Some say that focusing on AP and OBS is a way to shift your focus from your own WS and your own marriage, and it's totally normal, because our feelings toward our WS are muddled, love, hate, everything, whereas our feelings toward the AP are clear and full hatred. So it feels like if we rat her out, we will feel better. But we might not, and in the meantime, would it do any good, really any good to anyone? Only time and more information will tell. Others will fill you in on all the good reasons to tell, and there are many which come into play in different situations.
I just posted long long thoughts on this under another Just Found Out newbie under Betrayed by my Brother.
I believe very, very strongly this is not at all a black and white issue. The issues around it are not so simple, they are actually very complex. And it really is horrible to have the information, infuriating to carry a secret, and not know what is the right thing to do. So if you're not sure, wait. Focus on yourself and leave it be for now. Someday you will know what to do.

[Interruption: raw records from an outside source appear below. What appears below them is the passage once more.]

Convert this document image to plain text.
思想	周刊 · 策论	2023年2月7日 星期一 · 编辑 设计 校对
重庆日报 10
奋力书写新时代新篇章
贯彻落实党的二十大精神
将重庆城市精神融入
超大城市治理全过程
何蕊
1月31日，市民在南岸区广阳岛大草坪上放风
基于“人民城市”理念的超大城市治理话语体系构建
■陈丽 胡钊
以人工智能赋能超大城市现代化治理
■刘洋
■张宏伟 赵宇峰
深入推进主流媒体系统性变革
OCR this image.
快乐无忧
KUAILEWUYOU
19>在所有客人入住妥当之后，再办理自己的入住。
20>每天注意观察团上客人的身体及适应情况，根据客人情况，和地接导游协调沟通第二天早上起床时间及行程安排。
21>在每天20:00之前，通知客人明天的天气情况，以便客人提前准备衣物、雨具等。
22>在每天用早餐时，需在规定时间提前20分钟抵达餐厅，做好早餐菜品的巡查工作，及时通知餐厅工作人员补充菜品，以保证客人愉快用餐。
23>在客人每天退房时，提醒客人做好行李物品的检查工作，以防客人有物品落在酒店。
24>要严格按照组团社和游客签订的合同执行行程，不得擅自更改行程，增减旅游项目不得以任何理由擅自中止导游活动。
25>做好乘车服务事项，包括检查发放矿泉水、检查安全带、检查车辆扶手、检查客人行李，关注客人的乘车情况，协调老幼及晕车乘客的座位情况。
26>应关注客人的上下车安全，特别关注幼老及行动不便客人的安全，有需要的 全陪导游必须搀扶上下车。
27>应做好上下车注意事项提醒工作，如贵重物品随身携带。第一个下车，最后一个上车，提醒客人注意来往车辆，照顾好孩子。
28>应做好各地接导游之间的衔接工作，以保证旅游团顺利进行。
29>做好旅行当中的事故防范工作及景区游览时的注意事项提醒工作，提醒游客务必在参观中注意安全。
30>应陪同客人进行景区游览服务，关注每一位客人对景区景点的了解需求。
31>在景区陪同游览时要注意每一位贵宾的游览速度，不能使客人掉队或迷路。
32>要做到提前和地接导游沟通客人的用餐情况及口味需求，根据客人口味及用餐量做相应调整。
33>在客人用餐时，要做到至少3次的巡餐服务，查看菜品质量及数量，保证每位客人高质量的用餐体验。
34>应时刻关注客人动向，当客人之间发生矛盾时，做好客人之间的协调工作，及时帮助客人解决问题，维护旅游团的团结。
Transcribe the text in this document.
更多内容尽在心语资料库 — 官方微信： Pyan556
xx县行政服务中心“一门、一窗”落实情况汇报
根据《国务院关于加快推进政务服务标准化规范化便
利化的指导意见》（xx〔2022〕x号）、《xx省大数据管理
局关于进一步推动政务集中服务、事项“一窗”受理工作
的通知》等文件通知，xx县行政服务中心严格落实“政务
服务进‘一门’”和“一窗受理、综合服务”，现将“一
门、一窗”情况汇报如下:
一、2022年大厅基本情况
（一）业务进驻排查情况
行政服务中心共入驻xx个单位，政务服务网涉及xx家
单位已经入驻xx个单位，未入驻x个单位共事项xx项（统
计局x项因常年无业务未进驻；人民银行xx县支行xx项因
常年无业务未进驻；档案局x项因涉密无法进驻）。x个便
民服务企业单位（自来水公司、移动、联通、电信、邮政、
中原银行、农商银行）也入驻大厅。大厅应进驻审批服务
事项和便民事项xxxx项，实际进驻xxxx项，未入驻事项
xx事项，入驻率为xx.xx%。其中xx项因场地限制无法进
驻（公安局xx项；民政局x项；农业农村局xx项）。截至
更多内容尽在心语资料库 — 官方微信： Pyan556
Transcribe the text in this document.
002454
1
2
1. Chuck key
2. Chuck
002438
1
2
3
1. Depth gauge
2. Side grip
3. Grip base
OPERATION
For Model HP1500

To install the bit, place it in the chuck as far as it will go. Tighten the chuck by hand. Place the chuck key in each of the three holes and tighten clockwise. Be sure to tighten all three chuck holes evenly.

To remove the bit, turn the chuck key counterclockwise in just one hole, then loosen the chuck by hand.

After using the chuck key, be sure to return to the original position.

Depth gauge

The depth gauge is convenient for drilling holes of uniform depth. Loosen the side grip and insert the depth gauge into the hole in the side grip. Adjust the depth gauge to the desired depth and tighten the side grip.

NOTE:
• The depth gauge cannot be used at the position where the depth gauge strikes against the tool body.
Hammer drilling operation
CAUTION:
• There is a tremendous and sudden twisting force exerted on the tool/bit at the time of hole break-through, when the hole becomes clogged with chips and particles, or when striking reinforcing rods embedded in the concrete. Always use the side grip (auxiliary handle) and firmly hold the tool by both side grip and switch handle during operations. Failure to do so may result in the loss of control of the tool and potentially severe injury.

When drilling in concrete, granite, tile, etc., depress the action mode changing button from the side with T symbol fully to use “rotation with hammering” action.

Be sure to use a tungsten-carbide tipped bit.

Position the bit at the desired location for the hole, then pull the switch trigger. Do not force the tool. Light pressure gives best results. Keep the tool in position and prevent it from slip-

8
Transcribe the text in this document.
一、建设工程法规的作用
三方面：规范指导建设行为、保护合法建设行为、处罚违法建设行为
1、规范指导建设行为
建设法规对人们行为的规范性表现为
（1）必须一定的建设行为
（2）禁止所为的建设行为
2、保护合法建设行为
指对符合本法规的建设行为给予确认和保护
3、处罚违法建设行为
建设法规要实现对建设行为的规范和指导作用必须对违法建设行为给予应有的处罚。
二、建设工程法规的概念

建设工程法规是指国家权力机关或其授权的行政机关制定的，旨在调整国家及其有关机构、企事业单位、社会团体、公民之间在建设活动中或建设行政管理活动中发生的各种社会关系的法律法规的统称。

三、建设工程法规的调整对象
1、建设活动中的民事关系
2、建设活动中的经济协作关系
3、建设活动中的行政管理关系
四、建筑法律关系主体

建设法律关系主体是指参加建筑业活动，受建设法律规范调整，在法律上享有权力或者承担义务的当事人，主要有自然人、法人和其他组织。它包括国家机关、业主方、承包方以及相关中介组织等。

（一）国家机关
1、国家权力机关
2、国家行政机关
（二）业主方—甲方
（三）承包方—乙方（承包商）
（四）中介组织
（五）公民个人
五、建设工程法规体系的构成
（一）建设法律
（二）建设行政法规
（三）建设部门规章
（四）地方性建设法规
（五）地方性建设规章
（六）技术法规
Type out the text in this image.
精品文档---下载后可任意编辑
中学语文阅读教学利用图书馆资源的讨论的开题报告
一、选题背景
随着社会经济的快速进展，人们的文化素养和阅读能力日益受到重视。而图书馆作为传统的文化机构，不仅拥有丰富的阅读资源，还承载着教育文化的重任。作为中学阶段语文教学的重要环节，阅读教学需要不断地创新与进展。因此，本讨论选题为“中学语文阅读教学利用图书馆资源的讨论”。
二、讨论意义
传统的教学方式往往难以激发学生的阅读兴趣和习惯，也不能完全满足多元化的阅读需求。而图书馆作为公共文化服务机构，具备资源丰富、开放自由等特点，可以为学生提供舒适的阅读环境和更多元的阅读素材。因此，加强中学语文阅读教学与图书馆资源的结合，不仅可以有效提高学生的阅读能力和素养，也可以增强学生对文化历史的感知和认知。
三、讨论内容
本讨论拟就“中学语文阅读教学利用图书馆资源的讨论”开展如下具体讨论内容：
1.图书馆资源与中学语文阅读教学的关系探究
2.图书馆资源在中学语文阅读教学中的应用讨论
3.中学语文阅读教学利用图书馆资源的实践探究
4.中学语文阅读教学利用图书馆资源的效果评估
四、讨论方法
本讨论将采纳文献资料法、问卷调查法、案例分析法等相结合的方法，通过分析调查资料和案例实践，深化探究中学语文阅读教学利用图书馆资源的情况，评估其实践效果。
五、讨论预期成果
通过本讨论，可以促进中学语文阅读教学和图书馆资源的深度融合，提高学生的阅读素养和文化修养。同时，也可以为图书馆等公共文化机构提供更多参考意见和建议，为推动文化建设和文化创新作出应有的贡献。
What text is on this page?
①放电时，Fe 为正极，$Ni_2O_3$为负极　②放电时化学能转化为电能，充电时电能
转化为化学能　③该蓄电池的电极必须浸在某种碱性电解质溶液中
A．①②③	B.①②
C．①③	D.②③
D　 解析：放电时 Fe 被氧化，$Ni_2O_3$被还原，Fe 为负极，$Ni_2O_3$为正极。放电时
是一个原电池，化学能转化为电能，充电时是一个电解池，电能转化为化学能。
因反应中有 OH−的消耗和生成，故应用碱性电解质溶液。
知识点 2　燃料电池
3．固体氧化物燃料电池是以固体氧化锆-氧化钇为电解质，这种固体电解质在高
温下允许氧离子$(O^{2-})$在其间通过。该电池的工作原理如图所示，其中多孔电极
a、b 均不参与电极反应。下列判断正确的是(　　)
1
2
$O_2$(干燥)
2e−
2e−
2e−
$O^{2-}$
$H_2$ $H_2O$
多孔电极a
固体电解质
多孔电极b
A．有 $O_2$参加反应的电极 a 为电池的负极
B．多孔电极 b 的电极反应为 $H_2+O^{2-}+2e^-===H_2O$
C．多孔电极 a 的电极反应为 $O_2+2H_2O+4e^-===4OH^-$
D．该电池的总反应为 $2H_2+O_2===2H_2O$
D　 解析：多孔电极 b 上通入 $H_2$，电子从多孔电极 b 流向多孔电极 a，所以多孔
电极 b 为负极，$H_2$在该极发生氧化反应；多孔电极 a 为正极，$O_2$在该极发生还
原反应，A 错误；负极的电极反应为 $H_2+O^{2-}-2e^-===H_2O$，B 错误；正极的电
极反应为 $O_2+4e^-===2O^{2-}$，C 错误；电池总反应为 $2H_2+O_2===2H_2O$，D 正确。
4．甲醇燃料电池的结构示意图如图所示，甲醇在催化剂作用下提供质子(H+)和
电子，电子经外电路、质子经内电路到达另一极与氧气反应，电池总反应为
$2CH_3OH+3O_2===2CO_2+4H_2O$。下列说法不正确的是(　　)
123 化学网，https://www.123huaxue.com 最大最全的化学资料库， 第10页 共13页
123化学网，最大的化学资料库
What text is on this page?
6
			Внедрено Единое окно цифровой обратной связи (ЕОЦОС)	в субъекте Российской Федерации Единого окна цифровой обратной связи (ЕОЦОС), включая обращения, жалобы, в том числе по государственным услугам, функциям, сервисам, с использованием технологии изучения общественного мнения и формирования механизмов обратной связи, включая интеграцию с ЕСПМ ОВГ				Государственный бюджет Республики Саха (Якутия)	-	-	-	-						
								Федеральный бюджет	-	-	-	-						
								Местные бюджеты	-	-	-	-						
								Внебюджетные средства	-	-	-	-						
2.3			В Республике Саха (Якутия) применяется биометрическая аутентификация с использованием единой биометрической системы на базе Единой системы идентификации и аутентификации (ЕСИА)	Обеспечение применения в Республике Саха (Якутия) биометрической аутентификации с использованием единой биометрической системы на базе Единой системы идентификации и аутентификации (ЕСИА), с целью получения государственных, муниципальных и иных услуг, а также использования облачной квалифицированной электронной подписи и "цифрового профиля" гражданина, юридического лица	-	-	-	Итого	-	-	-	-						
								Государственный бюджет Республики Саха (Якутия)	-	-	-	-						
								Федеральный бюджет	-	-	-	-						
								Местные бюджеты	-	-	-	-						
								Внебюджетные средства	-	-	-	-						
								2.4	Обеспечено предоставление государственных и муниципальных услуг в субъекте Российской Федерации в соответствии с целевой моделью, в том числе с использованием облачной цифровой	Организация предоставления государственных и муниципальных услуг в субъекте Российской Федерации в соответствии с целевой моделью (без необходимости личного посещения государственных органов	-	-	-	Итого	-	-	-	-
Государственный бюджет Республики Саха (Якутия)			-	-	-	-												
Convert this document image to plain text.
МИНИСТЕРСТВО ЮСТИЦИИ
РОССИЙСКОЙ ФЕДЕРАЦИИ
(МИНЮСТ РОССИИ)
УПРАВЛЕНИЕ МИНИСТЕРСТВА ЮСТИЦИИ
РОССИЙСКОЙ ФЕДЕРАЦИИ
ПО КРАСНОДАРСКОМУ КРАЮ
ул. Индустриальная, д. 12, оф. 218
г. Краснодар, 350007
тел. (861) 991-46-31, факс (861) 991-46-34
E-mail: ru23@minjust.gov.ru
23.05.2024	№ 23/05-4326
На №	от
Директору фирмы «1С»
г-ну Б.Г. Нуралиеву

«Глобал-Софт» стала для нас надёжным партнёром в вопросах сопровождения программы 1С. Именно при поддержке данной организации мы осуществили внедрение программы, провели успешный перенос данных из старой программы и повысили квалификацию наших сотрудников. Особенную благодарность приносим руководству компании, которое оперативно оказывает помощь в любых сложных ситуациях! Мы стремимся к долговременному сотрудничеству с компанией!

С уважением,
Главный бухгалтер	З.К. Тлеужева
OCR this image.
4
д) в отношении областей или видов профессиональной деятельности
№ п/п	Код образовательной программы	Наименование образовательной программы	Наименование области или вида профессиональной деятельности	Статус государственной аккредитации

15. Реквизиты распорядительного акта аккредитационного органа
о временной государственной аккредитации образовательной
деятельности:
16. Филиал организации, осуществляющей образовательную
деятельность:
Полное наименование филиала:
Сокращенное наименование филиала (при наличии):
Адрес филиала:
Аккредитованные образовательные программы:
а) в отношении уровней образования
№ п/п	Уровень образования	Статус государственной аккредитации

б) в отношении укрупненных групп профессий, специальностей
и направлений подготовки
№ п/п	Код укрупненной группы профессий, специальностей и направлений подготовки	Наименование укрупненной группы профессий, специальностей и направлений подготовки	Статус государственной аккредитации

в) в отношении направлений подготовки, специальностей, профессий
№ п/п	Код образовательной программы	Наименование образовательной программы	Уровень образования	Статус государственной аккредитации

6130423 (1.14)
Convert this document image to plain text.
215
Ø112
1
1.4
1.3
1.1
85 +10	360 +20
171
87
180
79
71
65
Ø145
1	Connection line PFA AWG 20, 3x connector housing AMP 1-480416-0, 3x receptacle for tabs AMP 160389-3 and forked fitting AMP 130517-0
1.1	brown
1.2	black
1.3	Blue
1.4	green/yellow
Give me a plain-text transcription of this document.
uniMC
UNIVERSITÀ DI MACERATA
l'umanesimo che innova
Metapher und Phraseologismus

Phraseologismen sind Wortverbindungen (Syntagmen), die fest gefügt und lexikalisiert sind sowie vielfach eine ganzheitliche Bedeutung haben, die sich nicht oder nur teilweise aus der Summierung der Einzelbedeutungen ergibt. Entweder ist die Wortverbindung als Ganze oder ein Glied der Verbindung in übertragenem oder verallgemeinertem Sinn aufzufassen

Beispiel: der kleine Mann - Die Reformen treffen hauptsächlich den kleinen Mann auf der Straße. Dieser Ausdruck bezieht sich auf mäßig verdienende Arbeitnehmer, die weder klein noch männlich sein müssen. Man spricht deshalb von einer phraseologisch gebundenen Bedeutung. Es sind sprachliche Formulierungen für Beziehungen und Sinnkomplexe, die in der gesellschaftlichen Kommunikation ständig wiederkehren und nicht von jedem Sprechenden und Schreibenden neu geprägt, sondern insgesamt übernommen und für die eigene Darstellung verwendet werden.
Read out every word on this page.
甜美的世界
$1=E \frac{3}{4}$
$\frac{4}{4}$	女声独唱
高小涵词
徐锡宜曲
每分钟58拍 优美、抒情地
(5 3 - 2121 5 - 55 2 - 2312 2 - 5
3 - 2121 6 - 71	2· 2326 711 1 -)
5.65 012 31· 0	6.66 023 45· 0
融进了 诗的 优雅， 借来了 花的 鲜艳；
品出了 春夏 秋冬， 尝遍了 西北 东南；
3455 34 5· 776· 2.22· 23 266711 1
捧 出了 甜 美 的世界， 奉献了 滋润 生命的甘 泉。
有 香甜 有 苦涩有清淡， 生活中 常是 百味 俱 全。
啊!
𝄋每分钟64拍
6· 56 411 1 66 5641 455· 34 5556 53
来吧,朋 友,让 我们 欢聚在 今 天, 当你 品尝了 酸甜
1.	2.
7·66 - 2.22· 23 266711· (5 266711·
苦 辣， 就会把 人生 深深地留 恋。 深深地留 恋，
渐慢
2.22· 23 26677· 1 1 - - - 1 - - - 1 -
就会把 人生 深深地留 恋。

I still struggle with it whether it's better or not to tell, but I am personally very happy I didn't ask rashly when I was at the height of my agony. And every situation is different.
My very best to you as you start this journey through hell. I wish you strength, compassion for yourself, and patience, and trust that you will be okay, but it might take a bit of time to feel that. I'm definitely still working on it, but i am better.